For all it mattered, now. "You could have the decency to wake up so I can lecture you properly."
His face was still, yet surprisingly peaceful. I wondered if he was dreaming. His arms had scrapes and bruises, but not as many as I would have expected. If I overlooked the lack of hair, I could almost imagine he was resting after a long day of playing outside.
I could still remember the spot on his right arm where I'd bitten him, even though that scar faded after only a few days. But until it was gone, it was like a tiny, vicious voice slipping into my mind. You did this. This is your fault. This happened because of you.

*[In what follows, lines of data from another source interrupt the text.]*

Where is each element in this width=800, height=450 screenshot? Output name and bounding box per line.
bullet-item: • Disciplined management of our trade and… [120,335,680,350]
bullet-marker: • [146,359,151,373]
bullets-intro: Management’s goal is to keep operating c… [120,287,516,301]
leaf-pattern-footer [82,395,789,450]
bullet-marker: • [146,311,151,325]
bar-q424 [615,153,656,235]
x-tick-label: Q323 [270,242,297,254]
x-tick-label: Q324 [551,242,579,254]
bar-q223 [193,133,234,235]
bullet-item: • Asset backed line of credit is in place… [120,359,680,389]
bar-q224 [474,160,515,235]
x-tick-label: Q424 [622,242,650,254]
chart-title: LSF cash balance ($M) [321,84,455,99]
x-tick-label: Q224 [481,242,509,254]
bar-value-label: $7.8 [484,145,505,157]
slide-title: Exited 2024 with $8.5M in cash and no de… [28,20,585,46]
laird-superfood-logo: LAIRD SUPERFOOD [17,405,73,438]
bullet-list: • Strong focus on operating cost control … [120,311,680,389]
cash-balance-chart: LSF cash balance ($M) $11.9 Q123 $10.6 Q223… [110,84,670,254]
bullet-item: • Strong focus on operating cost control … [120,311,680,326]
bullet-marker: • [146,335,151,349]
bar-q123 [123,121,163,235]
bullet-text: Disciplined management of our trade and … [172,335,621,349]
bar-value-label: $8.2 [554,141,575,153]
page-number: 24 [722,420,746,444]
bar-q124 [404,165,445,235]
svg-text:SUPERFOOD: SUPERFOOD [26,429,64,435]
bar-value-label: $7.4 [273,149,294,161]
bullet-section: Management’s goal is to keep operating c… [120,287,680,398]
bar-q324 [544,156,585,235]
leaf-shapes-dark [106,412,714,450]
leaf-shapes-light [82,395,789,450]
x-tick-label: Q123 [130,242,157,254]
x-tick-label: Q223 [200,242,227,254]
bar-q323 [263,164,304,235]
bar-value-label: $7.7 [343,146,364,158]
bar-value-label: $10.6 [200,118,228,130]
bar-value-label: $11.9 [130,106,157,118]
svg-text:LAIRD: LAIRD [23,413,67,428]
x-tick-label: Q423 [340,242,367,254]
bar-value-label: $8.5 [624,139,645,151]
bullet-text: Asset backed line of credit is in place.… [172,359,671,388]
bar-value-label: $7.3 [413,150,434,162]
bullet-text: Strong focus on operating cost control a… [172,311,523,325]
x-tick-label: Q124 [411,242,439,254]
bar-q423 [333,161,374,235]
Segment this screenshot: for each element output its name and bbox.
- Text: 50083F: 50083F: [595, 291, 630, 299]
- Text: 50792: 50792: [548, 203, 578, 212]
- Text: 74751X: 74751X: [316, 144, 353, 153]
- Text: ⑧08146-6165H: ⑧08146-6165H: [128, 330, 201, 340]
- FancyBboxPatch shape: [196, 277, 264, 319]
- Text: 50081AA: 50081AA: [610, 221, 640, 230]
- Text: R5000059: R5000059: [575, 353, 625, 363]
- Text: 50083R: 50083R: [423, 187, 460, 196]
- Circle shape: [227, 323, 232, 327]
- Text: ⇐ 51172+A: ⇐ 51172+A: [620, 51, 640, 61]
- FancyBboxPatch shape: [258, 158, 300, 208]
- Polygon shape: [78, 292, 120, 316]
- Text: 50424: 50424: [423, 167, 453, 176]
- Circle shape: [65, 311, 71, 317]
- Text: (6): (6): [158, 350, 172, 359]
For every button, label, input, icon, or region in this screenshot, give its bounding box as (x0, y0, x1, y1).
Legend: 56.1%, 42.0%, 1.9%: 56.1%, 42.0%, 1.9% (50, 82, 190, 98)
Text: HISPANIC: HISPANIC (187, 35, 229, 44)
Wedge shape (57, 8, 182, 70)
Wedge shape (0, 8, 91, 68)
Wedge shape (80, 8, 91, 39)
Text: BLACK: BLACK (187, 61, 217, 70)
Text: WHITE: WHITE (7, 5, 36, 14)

All that for a simple bite. How long were these scars going to last?
"You idiot. What would I do without you?" I nuzzled his cheek. "Why didn't you tell me?"
"I don't think he told anyone, Pikachu." Snivy slipped into the room and joined me on the bed. "Not even his mom."
I decided not to point out that Ash told me plenty of things that he never told his mom. Instead, I lay down and curled up against Ash's side. His hand was just millimeters away, and if I held my head just right, I could imagine he was scratching me behind the ears. "They're all saying it's my fault, aren't they?"
"No one's saying that."
"But it's probably true." Snivy was quiet for a moment, then came over and patted my shoulder.
"If you want my opinion, I think that old building deserves most of the credit." She stayed by me while I pretended I wasn't sobbing into the bedspread, and eventually we both fell asleep.